Ich fand In Gesellschaft kleiner Bomben ein interessantes Buch, welches sich, unter anderem, mit der aktuellen Frage beschäftigt: Wie wird jemand zum Terroristen? Der Schreibstil war teilweise etwas zu "blumig" für meinen Geschmack, und mit den Personen konnte ich mich nur schwer anfreunden, ich fand alle mehr oder weniger unsympathisch. Als störend empfand ich die zahlreichen indischen Begriffe, diesbezüglich wäre ein Glossar hilfreich gewesen. Irritierend war ausserdem die offenbar indische Eigenart, dass Personen häufig mit Onkel, respektive Tante, angesprochen wurden, obwohl gar kein Verwandtschaftsverhältnis bestand.

Zitate aus dem Buch

Später berichteten sämtliche Zeugen, einen alles überstrahlenden weissen Stern gesehen zu haben. Dann folgte eine lange Stille, bevor die Schreie losgingen, als hätten sich die Leute, sogar als sie Schmerzen hatten, erst gegenseitig beobachtet, um herauszufinden, was zu tun sei.

Halb Delhi schien diesen Misthaufen der Verwüstung zu durchpflügen, obwohl es letztlich nur dreizehn Todesopfer und dreissig Verletzte gegeben hatte – eine kleine Bombe. Eine typische Bombe. Eine Bombe mit geringen Konsequenzen.

[...] Deepa wollte nur eins: Rache. Nachdem sie im Eiltempo die erste Trauerphase durchlebt hatte, war sie nun in einem Stadium des Zorns angelangt und hegte die Überzeugung: Das einzige Vernünftige, was nun noch blieb, wäre es, dem gewaltsamen Tod der Mörder ihrer Jungs beizuwohnen.

Wenn alles gut ist, ist man blind für andere Lebenswege; wenn alles zerstört ist, erkennt man eine Million Lösungen dafür, wie dieses Schicksal hätte vermieden werden können.

[...] warum sollte es wichtig sein, ob sie schuldig oder unschuldig waren, wenn seine Kinder schon tot waren?

Er verstand, dass sein Leben vorbei war, seine glücklichsten Momente hinter ihm lagen, und dass er diese Momente unbedacht durchlebt hatte, von den Gedanken an die Zukunft so sehr angefeuert und in Beschlag genommen, dass er nicht einmal bemerkt hatte, wie glücklich er war.

"Warum programmierst du nicht, statt so viel zu beten?", fragte ihn sein Vater. "Gebete sind für alte Säcke wie mich. Junge Kerle wie du sollten unterwegs sein und schwer arbeiten."

"[...] muss man wirklich fünfmal am Tag beten, um ein Muslim zu sein?"
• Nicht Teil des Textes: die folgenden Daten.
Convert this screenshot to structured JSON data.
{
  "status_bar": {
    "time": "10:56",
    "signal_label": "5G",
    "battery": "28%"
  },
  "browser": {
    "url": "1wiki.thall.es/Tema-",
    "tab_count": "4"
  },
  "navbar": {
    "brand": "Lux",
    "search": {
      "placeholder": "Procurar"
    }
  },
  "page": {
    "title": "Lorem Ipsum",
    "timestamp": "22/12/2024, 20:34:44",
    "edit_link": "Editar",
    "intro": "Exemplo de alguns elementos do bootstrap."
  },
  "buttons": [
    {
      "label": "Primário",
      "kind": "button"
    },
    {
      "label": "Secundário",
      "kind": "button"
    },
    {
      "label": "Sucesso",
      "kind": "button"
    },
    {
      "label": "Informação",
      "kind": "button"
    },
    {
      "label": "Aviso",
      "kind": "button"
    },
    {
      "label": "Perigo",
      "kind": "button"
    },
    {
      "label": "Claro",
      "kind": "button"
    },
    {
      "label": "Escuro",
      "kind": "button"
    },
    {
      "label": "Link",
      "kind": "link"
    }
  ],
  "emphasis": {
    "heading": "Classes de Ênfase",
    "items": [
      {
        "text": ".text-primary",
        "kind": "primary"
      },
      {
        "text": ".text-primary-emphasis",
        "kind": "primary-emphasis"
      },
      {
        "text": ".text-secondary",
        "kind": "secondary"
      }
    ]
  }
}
"Wenn du wegen Unschuldigen besorgt bist, denk doch mal so – je weniger sterben, desto einsamer sind die Opfer. Es ist besser, wenn die Sache gross ist und viele betrifft. Es heisst, 9/11 war der schlimmste Terroranschlag aller Zeiten – stimmt das? Ich denke, die kleinen Bomben, von denen wir ständig hören, die auf unbekannten Märkten explodieren, fünf oder sechs Menschen töten, sind schlimmer. Durch sie konzentriert sich der Schmerz auf das Leben einiger weniger. Es ist besser, grosszügig zu töten, als dabei zu geizen."

Er verstand nun den Grund für grosse Anschläge wie 9/11. Sie garantierten, dass man ernst genommen wurde.

Welcher Terrorist hat schon ein Bewerbungsgespräch am selben Tag, an dem er eine Bombe zündet?